ThisMadScientist wrote:I took this Human Sexuality class at school last year and basically there was a research/statistic that showed that of people who change their sex permanently, only about 1/3 of them actually become happy about it, and a lot of them in the long run commit suicide. It was pretty sad reading about it.
Changing their gender isn't going to change how society reacts to them. Even for the most liberal, we do have preconceived ideas of biological gender. It's like the world of competitive individual sports. Does anyone really think a female-from-male contestant doesn't necessarily have a competitive advantage of the biological differences in muscle performance between men and women? Men are naturally faster while women may have better endurance (on a general level).
Granted Serena Williams can beat a lot of men in tennis but that would be amateurs and not the likes of Nadal, Djokovic, Federer, etc. Sure there was that legendary match between Bobby Riggs and Billie Jean King but their drastic age difference was an equalizer.
The point I'm stressing is that despite the outwardly appearances many of us still consider these transgender as their biological gender. And scientifically, it would be true. Outwardly, there are cross-dressers who look more feminine than Jolie.

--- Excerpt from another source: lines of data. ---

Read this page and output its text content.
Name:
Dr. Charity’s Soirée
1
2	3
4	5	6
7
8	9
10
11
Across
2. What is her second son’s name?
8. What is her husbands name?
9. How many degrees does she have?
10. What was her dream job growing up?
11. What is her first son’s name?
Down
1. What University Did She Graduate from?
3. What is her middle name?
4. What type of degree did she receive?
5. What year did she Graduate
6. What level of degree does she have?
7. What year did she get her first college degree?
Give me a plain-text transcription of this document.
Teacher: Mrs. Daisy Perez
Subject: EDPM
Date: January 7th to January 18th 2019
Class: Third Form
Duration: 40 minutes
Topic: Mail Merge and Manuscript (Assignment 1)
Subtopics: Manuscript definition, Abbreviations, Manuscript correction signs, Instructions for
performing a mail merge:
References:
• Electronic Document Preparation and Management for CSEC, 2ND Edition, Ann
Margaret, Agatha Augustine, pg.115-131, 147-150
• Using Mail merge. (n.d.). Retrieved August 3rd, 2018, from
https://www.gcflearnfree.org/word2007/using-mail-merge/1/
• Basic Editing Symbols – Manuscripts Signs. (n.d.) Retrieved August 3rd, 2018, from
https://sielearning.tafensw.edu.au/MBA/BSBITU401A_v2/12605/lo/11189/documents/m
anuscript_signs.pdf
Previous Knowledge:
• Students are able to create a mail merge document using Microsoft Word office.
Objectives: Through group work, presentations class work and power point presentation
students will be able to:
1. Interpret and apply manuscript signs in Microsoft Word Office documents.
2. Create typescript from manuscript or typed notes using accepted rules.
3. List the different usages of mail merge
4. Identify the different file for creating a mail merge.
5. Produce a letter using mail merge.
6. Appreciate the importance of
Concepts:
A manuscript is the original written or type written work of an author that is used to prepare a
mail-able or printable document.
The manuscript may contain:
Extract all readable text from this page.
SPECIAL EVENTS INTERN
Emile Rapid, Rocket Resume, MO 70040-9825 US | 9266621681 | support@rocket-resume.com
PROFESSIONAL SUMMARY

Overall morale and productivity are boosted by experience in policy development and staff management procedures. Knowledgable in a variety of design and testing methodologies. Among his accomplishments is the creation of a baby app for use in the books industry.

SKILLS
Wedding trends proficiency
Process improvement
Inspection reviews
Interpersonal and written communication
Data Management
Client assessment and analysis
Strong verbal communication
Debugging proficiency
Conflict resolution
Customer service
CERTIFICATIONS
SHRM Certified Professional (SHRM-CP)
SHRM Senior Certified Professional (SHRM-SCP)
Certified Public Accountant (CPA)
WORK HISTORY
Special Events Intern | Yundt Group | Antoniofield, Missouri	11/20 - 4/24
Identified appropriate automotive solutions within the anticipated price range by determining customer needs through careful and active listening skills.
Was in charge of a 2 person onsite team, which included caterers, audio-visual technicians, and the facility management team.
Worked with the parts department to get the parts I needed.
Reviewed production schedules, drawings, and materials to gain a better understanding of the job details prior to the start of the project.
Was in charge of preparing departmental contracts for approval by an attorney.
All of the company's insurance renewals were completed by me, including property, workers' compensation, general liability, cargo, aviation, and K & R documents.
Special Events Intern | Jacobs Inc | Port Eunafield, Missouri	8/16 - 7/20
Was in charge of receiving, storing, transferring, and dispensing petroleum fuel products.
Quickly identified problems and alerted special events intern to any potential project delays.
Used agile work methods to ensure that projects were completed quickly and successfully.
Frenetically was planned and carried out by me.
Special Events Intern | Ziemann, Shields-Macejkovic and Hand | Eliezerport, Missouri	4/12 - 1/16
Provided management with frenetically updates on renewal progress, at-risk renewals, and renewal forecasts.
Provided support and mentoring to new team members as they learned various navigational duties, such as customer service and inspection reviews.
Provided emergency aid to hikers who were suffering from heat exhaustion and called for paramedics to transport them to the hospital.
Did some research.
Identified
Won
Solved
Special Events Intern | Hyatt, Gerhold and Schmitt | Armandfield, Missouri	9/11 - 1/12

Going into relationships, transgenders may have a harder time since an average heterosexual wouldn't want to date an outwardly female but who was originally a man. And a homosexual may have the same attitude but likely to a much lesser extent (as there still is a stigma within male heterosexuals having sexual relationships with another man).
That dynamic may not be a factor at all (I'm not sociologist here). I'm also thinking all the inner turmoil growing up with those gender conflicts can't be purged either. Trauma has a way of lingering well after the source of the problem is gone.
As an aside, there is a recent finding that women with cats have a higher tendency for suicide because of the parasite in cat feces that can infect the cat owner. The parasite can migrate into the brain where it affect the owner's emotional state.
I wonder if this is a chicken-or-the-egg question of which precedes which. Are depressed women more likely to own cats? Or does the cat ownership (via the parasite invasion) affect the mental health of the owner?